Welcome home, folks.

I got back in my SUV like I was out for a Sunday drive, and calmly drove home without looking back once. The shakes started about a minute later.

 

* * *

 

I clicked on the radio as soon as I pulled away. They were going on about the disease or whatever it was. Lots of speculation, but no answers. “Fix the problem,” I wanted to yell at the radio. Who cares how it started? I wanted to know what was being done to combat it.

It came on so fast. When the swine flu was being hyped as the next black plague, we were assured over and over again that the problem was being looked after with plenty of vaccines. Now no one wanted to talk about solutions. Maybe there wasn’t one. Maybe there was no other way except for the one I came up with that day—a full load of buckshot to the brainpan.

My hand started to shake on the steering wheel as I drove. I felt it start as a tremble, and within a few seconds, it was a full shake. I clamped my other hand over it, but it was no use. I felt my lip tremble, and then I had to take some deep breaths.

My temper always did get me in trouble.

I had shot that guy in anger. I didn’t really think about the repercussions at the time; that I could be considered a cold-blooded murderer. I would have loved to have seen the case, though, hauled into court. Have the judge ask why I killed. What would happen when I countered with, “How do you kill the dead, exactly?”

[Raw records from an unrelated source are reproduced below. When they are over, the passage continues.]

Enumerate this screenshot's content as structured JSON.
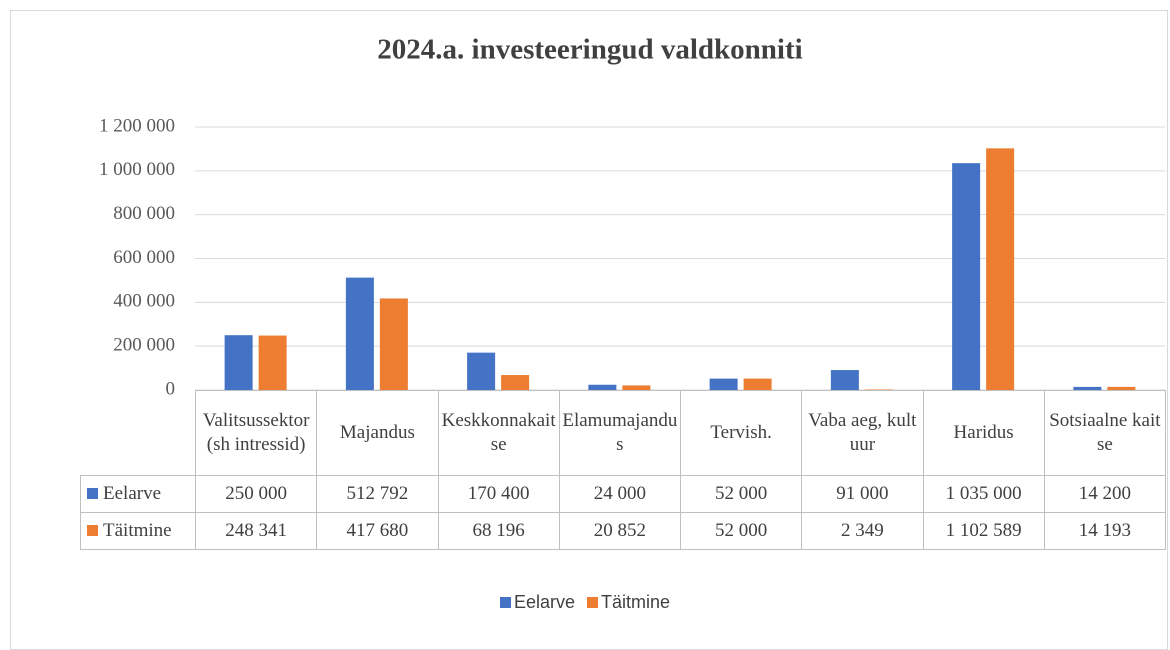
{
  "chart_data": {
    "type": "bar",
    "title": "2024.a. investeeringud valdkonniti",
    "categories": [
      "Valitsussektor (sh intressid)",
      "Majandus",
      "Keskkonnakaitse",
      "Elamumajandus",
      "Tervish.",
      "Vaba aeg, kultuur",
      "Haridus",
      "Sotsiaalne kaitse"
    ],
    "series": [
      {
        "name": "Eelarve",
        "color": "#4472c4",
        "values": [
          250000,
          512792,
          170400,
          24000,
          52000,
          91000,
          1035000,
          14200
        ],
        "value_labels": [
          "250 000",
          "512 792",
          "170 400",
          "24 000",
          "52 000",
          "91 000",
          "1 035 000",
          "14 200"
        ]
      },
      {
        "name": "Täitmine",
        "color": "#ed7d31",
        "values": [
          248341,
          417680,
          68196,
          20852,
          52000,
          2349,
          1102589,
          14193
        ],
        "value_labels": [
          "248 341",
          "417 680",
          "68 196",
          "20 852",
          "52 000",
          "2 349",
          "1 102 589",
          "14 193"
        ]
      }
    ],
    "ylim": [
      0,
      1200000
    ],
    "yticks": [
      0,
      {
        "value": 200000,
        "label": "200 000"
      },
      {
        "value": 400000,
        "label": "400 000"
      },
      {
        "value": 600000,
        "label": "600 000"
      },
      {
        "value": 800000,
        "label": "800 000"
      },
      {
        "value": 1000000,
        "label": "1 000 000"
      },
      {
        "value": 1200000,
        "label": "1 200 000"
      }
    ],
    "grid": true,
    "legend": "bottom"
  }
}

The vision of the man’s head disappearing in a puff of blood and gore played over and over like an old film stuck in the projector at school. Why wouldn’t it melt away?

I pulled into my side street and slowed down in case kids were in the street. But there was no one there, and I got that eerie feeling of aloneness once again. I pulled into my driveway and noticed that my neighbor Hector Edwards was in his back yard. I could only make out the top of his head, so I waved a silent greeting and went inside without waiting for a response.